Chilling words. Reeves noted that the Ogallala Aquifer, the vast groundwater supply for the Southern High Plains, is losing a foot of water each year; during last year’s devastating drought, it lost more than two feet. Even with new first-ever limits on agriculture withdrawals from the aquifer, Reeves believes West Texas farming does not have a long-term future.
But what can water managers in West Texas and elsewhere in the arid West do to navigate these dire water challenges? Some interesting — and surprising — answers were provided at last week’s SEJ workshop, “Squeezing Blood from a Desert.”
Reality-based water pricing is a critical first step. Western water has historically been under priced, in large part because the federal government financed most of the region’s expensive water infrastructure, including pipelines and dams. But, as Sharene Leurig, water program manager at sustainability advocacy group Ceres said, “the era of federal largesse has passed.” That means Western utility water rates and revenues will need to be aligned with short- and long-term expenses. That means higher water rates.
But tools are available to curb water price inflation. Among the most appealing are strong demand management programs. By using carrots and sticks to reduce water use — especially for water-sapping lawns and landscaping — utilities can avoid having to finance expensive new water supplies.
There are many success stories to point to. Lubbock reduced household water use by 25 percent by using drought restrictions and tiered pricing. San Antonio reduced its water use by 100 million gallons a day without having to raise its water rates. These efforts had enormous benefits in helping both cities weather last year’s drought. Other cities such as Midland, Texas, which paid short shrift to demand management, saw two of its three reservoirs decline below one percent, leading to the utility’s credit rating being downgraded by Moody’s, which cited reduced water sales revenues and an uncertain supply recovery. (A lower credit rating means significantly higher borrowing costs for Midland’s utility which is building new treatment facility to turn wastewater into drinking water.)
Moody’s action against Midland raises two additional important points. The first is that credit rating firms are looking more closely at financial challenges that Western water utilities are facing, including water availability constraints, infrastructure financing challenges and the extent to which they’re using water conservation as a buffer against current and future supply shocks.
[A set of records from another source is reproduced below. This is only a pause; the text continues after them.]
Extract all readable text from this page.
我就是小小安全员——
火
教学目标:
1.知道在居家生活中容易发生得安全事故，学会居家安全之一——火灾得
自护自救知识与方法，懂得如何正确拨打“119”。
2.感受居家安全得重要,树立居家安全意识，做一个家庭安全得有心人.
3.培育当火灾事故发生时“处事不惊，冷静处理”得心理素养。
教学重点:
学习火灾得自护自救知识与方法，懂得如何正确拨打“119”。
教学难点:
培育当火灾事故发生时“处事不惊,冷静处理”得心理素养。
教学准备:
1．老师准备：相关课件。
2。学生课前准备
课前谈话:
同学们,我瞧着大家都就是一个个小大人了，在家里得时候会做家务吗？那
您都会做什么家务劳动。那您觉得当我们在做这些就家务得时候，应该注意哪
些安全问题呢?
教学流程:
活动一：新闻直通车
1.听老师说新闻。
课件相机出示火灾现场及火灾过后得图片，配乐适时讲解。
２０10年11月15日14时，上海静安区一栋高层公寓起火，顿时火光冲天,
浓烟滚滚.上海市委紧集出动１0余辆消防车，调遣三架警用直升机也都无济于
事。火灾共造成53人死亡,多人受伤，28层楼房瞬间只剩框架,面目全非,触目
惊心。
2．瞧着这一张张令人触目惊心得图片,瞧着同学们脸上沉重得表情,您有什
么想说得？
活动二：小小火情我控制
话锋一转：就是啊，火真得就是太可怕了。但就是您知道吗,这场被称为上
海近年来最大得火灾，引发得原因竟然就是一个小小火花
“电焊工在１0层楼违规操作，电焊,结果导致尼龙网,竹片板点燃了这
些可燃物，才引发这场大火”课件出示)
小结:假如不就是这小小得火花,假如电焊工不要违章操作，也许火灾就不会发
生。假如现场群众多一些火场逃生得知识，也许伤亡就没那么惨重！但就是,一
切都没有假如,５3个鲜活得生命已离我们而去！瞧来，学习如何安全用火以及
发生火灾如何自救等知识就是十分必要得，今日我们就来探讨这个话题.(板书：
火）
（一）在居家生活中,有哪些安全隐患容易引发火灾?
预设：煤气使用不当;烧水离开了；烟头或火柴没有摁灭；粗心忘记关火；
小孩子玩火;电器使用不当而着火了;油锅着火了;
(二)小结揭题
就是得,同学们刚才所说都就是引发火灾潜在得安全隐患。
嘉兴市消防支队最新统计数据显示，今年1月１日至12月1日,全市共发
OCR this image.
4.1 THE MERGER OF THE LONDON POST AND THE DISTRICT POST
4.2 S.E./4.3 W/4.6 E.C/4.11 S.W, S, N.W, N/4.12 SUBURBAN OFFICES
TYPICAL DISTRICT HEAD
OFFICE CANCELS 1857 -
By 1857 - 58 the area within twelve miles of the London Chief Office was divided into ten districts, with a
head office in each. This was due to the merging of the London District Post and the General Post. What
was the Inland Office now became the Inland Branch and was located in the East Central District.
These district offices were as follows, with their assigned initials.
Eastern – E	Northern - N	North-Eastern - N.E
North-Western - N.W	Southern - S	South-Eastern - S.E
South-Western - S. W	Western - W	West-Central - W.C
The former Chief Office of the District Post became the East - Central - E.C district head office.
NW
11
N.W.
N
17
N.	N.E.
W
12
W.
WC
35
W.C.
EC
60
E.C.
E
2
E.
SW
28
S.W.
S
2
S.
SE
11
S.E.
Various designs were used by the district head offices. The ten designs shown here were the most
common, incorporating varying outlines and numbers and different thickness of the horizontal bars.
This is a very positive development because these issues in the past have been largely overlooked by credit rating firms, key gatekeepers in evaluating utilities’ financial health.
The second key point is declining water demand. For many years, US utilities have based their financial assumptions on growing volume sales. Depending on the water utility, as much as 80 percent of a system’s revenue can be volume dependent. But now, demand is declining — not just in Midland, Texas, but all across the United States.
“All over the US, the story is the same – people are using less water,” Leurig said. “Between the 1970s and the late 2000s, the amount of water used by American households fell everywhere; by tens of thousands of gallons each year in Louisville, KY to nearly 100,000 gallons a year per household in Las Vegas.”
This trend is due to wide-ranging factors, including smaller household sizes, water-efficient indoor fixtures, demand management programs, even, the protracted economic slowdown that devastated housing markets, especially in the West.
But whatever the cause, the size of the decline has surprised water systems and creates complex financial challenges since water sales and revenues are their primary means for paying down the bonds that finance new pipelines and other key water infrastructure. In many parts of the West, including Utah, Nevada and Colorado, it begs the argument: are hugely expensive new pipelines proposed in these states even necessary? And, if they are built, will there be enough water sales and revenues to support the debt payments?
“As we look at new water supply projects that are the most expensive ever — among those, a $16 billion pipeline project in southern Nevada — it’s a very compelling question whether they can afford it,” Leurig said.